Decoding a newborn’s body language can be tricky – are they hungry, or tired? Are they beyond the point of being able to feed because they’re so worked up? This handy visual guide will help you figure out just how hungry your little one is, and we also have some expert tips on interpreting your baby’s feeding cues.
How to tell if your baby is hungry
This brilliant visual guide is a great way to work out if your baby is hungry, and just HOW hungry they are.
Developed by Women’s and Newborn Services Royal Brisbane and Woman’s Hospital, these are the movements and cries to look for.
The baby will stir, their mouth will open, and they will turn their head as they seek out food. These are pretty early signs, and if you get onto a feed soon you should avoid a full-scale meltdown.
This is when baby is starting to get really hungry. They will stretch, move more and put their hand to their mouth.
If baby is crying, has agitated body movements and their face is turning red, they are very hungry and will need calming before they will be able to feed. A gentle cuddle, some skin to skin time, soft talking and stroking should be enough to diffuse the situation, and then feed.
Just how important are feeding cues?
International Board Certified Lactation Consultant and Australian Breastfeeding Association breastfeeding consultant Renee Kam says mums should make themselves familiar with feeding cues.
“Things like when they’re sticking their tongue in and out, they’re turning their head from side to side, their mouth’s open, they’re wriggling, they’re making squeaky sorts of noises. And we encourage mums to respond to those cues by feeding their baby,” Renee told The Healthy Mummy.
“With breastfeeding, it works on supply equals need basis, so if we respond to our babies when they’re showing feeding cues then our breasts will make the amount of milk that our babies need.”
Renee says when it comes to breastfeeding, look for your baby’s feeding cues rather than watching the clock.

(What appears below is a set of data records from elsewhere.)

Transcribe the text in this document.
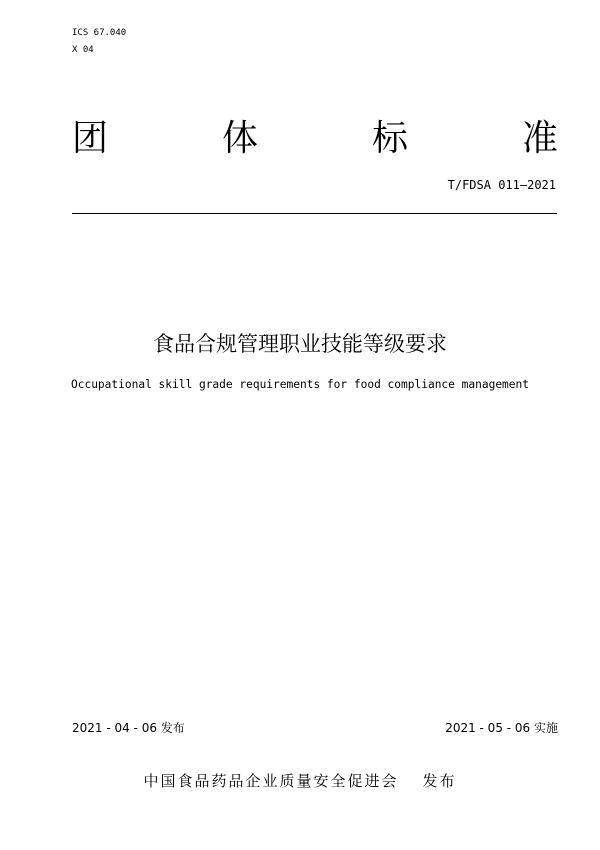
ICS 67.040
X 04
团	体	标	准
T/FDSA 011—2021
食品合规管理职业技能等级要求
Occupational skill grade requirements for food compliance management
2021 - 04 - 06 发布	2021 - 05 - 06 实施
中国食品药品企业质量安全促进会 发布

“Some feeds they’ll take more breast milk than others. Some breastfeeds will be longer or shorter than others and that’s all quite normal. And the length of time between feeds typically varies,” she explains.
“As babies get older they do tend to feed less often and tend to be more efficient, so don’t take as long to feed.”
Renee says knowing the difference between tired signs and feeding cues is also really important.
“When a baby’s tired their body tends to be a bit more tense, their movements tend to be more jerky. More obviously they’ll yawn and then start to grizzle and cry and the crying gets louder and louder the more tired they get.”